|Object Name||Launch, Gasoline|
|Maker||Gas Engine Power Co. and Charles Seabury|
|Used||Little Tupper Lake|
Glass cabin launch built as a tender for a steam yacht by the Gas Engine and Power Company, Charles L Seabury, & Co, Consolidated. Transom-sterned with outboard rudder. Present engine (8 cyl. Universal) is not original. Propeller shaft has been cut off and prop detached from boat. Has driver's compartment forward of the engine compartment, glass cabin aft of that, with an open cockpit originally protected by an awning (now missing) aft of that. Seats all around inside with upholstered cushions. Aftermost seat back has WHILEAWAY (name of the tender on the mother ship) painted on it in gold letters.
L: 28'B: 6'3"Wt: 3500 lbs*
In 1915 the millionaire socialite Harry Payne Whitney and his teenaged son Cornelius Vanderbilt Whitney watched their new 177-foot steam yacht WHILEAWAY slide down the ways at the Cramp shipbuilding yard in Philadelphia. The hull was steel and rather like a houseboat in style, with plate-glass windows instead of portholes, and light, airy staterooms. Soon to hang from her davits was what the builders called a wooden "Coupe Yacht Tender," hull #2443, built by the New York firm which had made its name in naphtha launches. The tender had the same name as her mother ship. She was powered by a 40-horsepower Speedway gasoline engine which could drive her about sixteen miles per hour. About 1925 The Consolidated Shipbuilding Company (the same firm that had built the original boat with a shortened name) built a larger and faster coupe yacht tender for Mr. Whitney, and the smaller Whileaway was sent up to his Adirondack estate.
The tender WHILEAWAY has survived in remarkably untouched shape. It is not hard to imagine C.V. Whitney cruising around Little Tupper Lake, sitting comfortably in the glass-enclosed owner's cockpit with its varnished mahogany wainscoting, leather cushions, and cut and frosted glass electric lights. He could signal to the skipper in his unprotected forward cockpit, by means of an electric bell. He and his guests sitting aft, on the bench seat with "Whileaway" painted on the backrest, were protected from the Adirondack weather by an awning.

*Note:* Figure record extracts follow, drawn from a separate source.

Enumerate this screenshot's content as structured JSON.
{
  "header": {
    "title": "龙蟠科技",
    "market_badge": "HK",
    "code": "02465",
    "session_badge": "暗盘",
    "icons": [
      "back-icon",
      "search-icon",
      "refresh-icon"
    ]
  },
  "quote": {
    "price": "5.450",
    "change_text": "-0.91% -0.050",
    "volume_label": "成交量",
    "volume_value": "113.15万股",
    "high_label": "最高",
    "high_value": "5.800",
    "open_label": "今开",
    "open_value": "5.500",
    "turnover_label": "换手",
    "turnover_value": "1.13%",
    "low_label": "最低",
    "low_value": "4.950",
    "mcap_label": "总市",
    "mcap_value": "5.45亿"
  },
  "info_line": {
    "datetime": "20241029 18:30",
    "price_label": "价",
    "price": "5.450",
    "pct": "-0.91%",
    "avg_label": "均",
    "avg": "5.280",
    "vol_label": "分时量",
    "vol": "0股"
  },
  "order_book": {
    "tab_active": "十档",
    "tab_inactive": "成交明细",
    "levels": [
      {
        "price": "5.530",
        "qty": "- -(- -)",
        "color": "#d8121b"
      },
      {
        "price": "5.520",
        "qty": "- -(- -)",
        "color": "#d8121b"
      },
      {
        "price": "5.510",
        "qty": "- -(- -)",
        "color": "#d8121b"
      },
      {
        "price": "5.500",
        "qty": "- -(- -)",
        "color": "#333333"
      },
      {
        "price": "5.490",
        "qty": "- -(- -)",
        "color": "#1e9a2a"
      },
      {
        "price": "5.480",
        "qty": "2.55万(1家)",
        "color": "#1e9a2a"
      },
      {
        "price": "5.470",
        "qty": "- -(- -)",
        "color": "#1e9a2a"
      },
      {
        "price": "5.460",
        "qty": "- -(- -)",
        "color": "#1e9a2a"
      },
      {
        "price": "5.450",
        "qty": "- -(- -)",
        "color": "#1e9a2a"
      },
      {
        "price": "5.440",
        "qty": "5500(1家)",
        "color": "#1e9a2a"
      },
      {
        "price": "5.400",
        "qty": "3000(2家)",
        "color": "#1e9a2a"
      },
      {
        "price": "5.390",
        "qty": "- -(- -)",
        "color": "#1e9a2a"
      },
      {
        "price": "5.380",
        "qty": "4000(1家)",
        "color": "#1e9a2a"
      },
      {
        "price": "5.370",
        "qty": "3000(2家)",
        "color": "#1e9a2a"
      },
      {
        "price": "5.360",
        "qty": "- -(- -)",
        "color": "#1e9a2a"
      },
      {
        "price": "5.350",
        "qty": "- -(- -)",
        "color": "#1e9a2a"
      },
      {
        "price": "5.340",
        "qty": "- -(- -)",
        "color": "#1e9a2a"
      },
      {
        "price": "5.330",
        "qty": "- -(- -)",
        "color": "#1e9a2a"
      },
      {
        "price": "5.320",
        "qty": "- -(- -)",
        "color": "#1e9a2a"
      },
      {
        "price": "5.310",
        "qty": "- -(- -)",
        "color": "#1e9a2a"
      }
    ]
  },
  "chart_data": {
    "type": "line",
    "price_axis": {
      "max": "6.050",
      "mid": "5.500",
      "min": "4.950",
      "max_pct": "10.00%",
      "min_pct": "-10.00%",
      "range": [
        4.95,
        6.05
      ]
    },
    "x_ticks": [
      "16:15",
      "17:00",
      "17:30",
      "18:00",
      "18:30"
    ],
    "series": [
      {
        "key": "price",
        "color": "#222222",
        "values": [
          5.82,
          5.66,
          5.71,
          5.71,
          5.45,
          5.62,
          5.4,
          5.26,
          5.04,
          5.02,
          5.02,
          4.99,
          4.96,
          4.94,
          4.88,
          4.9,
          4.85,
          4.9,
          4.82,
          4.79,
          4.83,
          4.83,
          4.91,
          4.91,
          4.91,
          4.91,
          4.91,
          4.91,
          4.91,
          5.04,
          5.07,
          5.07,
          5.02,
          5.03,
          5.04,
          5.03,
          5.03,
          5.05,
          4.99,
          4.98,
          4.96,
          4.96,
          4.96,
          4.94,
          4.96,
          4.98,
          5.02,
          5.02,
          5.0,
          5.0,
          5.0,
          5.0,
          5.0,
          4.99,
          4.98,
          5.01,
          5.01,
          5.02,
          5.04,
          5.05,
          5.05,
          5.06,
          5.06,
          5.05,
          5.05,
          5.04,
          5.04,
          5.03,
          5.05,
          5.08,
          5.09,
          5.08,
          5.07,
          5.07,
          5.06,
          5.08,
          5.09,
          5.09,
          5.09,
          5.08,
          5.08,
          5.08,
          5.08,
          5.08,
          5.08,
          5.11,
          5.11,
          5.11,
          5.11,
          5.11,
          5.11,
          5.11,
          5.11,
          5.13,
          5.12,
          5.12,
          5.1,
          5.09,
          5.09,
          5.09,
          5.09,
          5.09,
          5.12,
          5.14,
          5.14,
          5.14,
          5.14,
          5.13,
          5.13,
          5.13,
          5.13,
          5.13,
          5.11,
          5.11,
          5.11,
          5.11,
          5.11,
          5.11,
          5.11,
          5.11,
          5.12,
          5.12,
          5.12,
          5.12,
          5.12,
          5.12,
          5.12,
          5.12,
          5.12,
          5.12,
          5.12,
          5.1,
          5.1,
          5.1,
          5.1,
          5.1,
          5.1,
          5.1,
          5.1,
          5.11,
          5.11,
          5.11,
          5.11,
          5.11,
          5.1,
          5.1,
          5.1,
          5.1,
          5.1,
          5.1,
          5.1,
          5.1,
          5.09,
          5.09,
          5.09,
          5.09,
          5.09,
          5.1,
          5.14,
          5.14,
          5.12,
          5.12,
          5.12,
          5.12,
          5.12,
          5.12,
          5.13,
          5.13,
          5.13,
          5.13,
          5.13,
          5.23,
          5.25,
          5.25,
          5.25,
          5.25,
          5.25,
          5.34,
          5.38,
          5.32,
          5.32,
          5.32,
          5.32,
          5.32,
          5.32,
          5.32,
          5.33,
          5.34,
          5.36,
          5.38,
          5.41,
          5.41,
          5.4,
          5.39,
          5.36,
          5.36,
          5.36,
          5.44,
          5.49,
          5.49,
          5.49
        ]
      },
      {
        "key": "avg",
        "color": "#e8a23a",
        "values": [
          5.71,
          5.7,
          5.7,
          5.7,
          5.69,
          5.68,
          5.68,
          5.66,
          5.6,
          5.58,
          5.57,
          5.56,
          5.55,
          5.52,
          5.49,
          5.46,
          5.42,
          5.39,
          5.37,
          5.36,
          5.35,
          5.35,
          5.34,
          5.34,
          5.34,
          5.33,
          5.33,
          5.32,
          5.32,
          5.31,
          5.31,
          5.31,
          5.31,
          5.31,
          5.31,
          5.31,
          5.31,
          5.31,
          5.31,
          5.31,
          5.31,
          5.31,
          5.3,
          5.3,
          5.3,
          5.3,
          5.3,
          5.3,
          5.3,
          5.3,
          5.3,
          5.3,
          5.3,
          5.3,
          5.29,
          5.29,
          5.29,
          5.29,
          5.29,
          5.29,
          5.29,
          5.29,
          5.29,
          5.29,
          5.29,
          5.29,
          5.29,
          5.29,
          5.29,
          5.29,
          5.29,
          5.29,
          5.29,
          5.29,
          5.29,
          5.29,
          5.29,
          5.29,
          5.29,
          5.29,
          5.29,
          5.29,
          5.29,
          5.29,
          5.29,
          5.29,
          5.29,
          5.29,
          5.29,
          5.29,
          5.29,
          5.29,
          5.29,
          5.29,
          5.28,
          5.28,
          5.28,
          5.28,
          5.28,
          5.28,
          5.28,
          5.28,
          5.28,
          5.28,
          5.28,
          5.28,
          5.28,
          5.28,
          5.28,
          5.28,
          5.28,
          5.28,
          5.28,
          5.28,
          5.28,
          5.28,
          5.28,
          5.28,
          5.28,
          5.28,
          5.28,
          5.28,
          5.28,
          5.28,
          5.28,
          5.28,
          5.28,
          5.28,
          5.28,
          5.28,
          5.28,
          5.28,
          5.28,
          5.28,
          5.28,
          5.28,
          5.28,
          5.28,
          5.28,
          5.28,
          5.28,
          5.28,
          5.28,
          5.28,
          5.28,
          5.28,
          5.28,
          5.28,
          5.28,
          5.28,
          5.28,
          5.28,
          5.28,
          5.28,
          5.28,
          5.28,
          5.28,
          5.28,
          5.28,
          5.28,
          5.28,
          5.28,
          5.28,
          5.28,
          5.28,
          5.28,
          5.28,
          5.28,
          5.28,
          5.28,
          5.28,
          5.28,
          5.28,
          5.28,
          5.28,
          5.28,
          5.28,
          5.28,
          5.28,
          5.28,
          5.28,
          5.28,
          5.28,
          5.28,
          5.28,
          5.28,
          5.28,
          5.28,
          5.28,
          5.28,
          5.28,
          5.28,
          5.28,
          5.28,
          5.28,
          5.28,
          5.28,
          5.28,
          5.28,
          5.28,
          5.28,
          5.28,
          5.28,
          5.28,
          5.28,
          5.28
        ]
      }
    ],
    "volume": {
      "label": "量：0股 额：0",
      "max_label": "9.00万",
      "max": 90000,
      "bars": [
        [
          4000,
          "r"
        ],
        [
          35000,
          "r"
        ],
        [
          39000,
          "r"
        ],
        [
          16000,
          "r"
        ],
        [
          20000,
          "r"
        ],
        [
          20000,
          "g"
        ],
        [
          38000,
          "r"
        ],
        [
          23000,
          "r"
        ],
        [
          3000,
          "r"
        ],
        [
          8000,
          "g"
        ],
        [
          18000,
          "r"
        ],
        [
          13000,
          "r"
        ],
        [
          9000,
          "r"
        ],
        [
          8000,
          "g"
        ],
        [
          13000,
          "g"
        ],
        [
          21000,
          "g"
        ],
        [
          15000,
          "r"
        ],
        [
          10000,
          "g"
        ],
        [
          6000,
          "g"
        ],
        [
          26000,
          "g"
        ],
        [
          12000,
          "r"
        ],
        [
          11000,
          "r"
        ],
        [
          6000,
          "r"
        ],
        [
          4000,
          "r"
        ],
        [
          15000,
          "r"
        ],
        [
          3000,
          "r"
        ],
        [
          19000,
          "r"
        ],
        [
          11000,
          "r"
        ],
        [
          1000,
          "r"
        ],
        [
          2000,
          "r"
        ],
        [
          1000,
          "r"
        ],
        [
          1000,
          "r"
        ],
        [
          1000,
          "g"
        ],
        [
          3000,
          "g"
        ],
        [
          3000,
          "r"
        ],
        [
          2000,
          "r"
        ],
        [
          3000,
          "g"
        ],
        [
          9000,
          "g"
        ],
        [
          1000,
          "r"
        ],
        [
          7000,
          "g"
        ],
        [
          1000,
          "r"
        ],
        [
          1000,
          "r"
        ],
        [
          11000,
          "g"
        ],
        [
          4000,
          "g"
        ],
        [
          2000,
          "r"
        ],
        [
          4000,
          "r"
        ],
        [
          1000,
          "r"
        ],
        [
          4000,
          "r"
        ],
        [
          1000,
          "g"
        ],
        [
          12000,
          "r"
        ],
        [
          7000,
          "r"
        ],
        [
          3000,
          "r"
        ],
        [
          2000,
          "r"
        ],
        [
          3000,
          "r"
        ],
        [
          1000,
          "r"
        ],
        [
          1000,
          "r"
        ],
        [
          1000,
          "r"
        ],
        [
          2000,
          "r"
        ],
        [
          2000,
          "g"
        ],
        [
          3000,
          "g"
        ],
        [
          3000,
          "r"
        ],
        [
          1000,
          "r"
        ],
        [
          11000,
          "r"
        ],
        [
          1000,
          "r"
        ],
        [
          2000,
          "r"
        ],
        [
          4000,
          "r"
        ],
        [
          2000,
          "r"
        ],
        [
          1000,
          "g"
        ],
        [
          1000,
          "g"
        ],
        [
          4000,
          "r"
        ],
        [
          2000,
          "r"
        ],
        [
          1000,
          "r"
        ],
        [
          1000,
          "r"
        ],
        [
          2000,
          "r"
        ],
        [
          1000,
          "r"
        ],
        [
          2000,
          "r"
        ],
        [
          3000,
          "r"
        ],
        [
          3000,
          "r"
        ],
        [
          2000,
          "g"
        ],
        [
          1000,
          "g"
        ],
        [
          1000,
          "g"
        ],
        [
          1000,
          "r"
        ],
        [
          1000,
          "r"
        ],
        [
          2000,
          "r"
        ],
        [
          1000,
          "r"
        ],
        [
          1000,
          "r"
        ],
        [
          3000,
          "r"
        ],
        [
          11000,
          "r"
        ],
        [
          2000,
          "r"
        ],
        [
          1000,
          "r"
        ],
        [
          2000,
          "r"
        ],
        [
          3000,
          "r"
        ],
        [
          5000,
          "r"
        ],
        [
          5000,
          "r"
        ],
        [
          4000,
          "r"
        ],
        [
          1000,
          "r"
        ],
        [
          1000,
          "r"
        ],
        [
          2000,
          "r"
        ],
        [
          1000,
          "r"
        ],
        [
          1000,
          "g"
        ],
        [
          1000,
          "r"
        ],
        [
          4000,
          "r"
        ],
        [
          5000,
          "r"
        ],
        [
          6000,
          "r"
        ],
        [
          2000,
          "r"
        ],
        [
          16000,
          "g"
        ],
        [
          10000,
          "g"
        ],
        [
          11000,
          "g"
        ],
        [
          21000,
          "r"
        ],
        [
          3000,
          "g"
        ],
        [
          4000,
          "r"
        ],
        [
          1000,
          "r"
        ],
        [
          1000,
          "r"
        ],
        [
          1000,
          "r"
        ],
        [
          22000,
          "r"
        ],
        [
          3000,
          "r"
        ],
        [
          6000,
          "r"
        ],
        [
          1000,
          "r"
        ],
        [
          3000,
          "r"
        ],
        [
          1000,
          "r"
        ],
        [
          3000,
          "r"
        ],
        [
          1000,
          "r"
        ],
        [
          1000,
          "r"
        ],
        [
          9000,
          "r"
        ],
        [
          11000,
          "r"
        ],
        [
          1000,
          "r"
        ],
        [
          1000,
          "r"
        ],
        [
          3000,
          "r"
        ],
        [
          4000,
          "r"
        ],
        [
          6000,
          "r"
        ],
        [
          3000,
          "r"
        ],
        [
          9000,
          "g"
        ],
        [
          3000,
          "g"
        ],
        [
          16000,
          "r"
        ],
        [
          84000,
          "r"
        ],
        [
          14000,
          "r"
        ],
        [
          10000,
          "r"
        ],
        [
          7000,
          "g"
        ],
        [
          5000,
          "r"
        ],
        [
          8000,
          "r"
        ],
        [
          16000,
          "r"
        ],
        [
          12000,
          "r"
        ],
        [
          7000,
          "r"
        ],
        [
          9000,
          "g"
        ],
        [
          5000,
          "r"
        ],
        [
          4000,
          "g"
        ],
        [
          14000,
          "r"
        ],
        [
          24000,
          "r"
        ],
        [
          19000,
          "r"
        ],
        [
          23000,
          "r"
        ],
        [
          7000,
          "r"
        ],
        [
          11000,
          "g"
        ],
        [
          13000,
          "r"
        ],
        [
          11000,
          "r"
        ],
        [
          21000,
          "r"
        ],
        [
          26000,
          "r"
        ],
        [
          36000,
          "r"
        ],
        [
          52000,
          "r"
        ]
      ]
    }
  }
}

WHILEAWAY's hull below the waterline has been sheathed in a rubberized cloth, probably in the 1950s. Her original power plant has been replaced with an 8-cylinder Universal engine. The historic photograph shows H.P. Whitney and his party visiting the yacht VANITIE from the tender WHILEAWAY. The photo is courtesy of the Mariners Museum, Newport News, Virginia.